Im ersten Johannesbrief heißt es dann: „Hieran haben wir die Liebe erkannt, dass er für uns sein Leben hingegeben hat; auch wir sind schuldig, für die Brüder das Leben hinzugeben.“ (1. Johannes 3,16)
Und jemand hat mal gesagt: „Na ja, das braucht ja immer so ein bisschen, bis so eine Gelegenheit kommt, dass man für einen anderen stirbt. Was kann ich denn machen bis dahin?“ Da muss man nur einen Vers weiterlesen. Dort heißt es in Vers 17: „Wer aber irdischen Besitz hat und sieht seinen Bruder Mangel leiden und verschließt sein Herz vor ihm, wie bleibt die Liebe Gottes in ihm?“
Also, wenn du heute nicht für deine Brüder sterben kannst, vielleicht gibt es einen anderen Mangel, den du schon mal in der Zwischenzeit irgendwie ausgleichen kannst – einfach nur, weil du sie lieb hast.
Ich mag den Gedanken, die Gemeinde als ein Trainingscamp zu sehen, in dem man Liebe lernt – und zwar eine Liebe, so wie der Herr Jesus sie uns vorgemacht hat. Eine sich verschenkende Liebe, eine Liebe, die von sich wegschaut.
Diese Liebe bringt mich dazu, mich bewusst in eine Gemeinschaft einzugliedern, die Gott für mich ausgewählt hat. Er hat diese Gemeinschaft ausgewählt, damit ich im Rahmen dieser Gemeinschaft Liebe lerne. Und weil ich das lerne, kann ich dieser Welt etwas zeigen. Ich kann ihr etwas von der Liebe zeigen, die Gott für diese Welt hat.

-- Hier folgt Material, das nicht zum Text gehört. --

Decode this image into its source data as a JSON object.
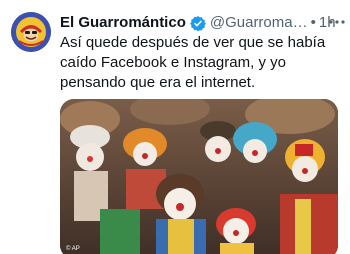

Wenn ich lerne zu lieben, dann kann ich die Welt darauf hinweisen, dass es da einen anderen gibt, der sie vom Kreuz her noch viel mehr liebt. Und das ist das Entscheidende.
Gemeinde ist, wisst ihr, was ein Inkubator ist? Ein Brutkasten. Gemeinde ist so ein Brutkasten. Es ist ein Ort, an dem man Liebe lernen kann. Dort formt Gott mich, indem er mich mit anderen, teils komischen Menschen zusammenstellt. Diese Menschen sind einerseits Vorbild für mich und andererseits eine Herausforderung. Beides ist ja irgendwie da.
Deshalb ist das Gegenteil von Bruderliebe jedes Verhalten, das mich nicht aktiv Teil der Gemeinde und Gemeinschaft sein lässt. Wenn ich aus der Gemeinde, aus der Gemeinschaft herausstrebe, warum auch immer, dann werde ich immer Bruderliebe verlassen.
Ich denke, wenn man über diesen Aspekt nachdenkt, dann hat man im Wesentlichen zwei Aspekte vor Augen: den Aspekt der Selbstdarstellung und einen Aspekt, den man Stillstand nennen könnte. Ihr werdet gleich merken, was ich meine.
Also, das Gegenteil von Bruderliebe ist Selbstdarstellung. Das hat niemals etwas mit Bruderliebe zu tun. Dort, wo Gemeinde für mich zur Bühne wird, wo ich mich präsentiere, mich verwirkliche oder meine Sehnsucht danach auslebe, gesehen und gemocht zu werden – oder vielleicht auch Dominanz – dort findet keine Bruderliebe statt.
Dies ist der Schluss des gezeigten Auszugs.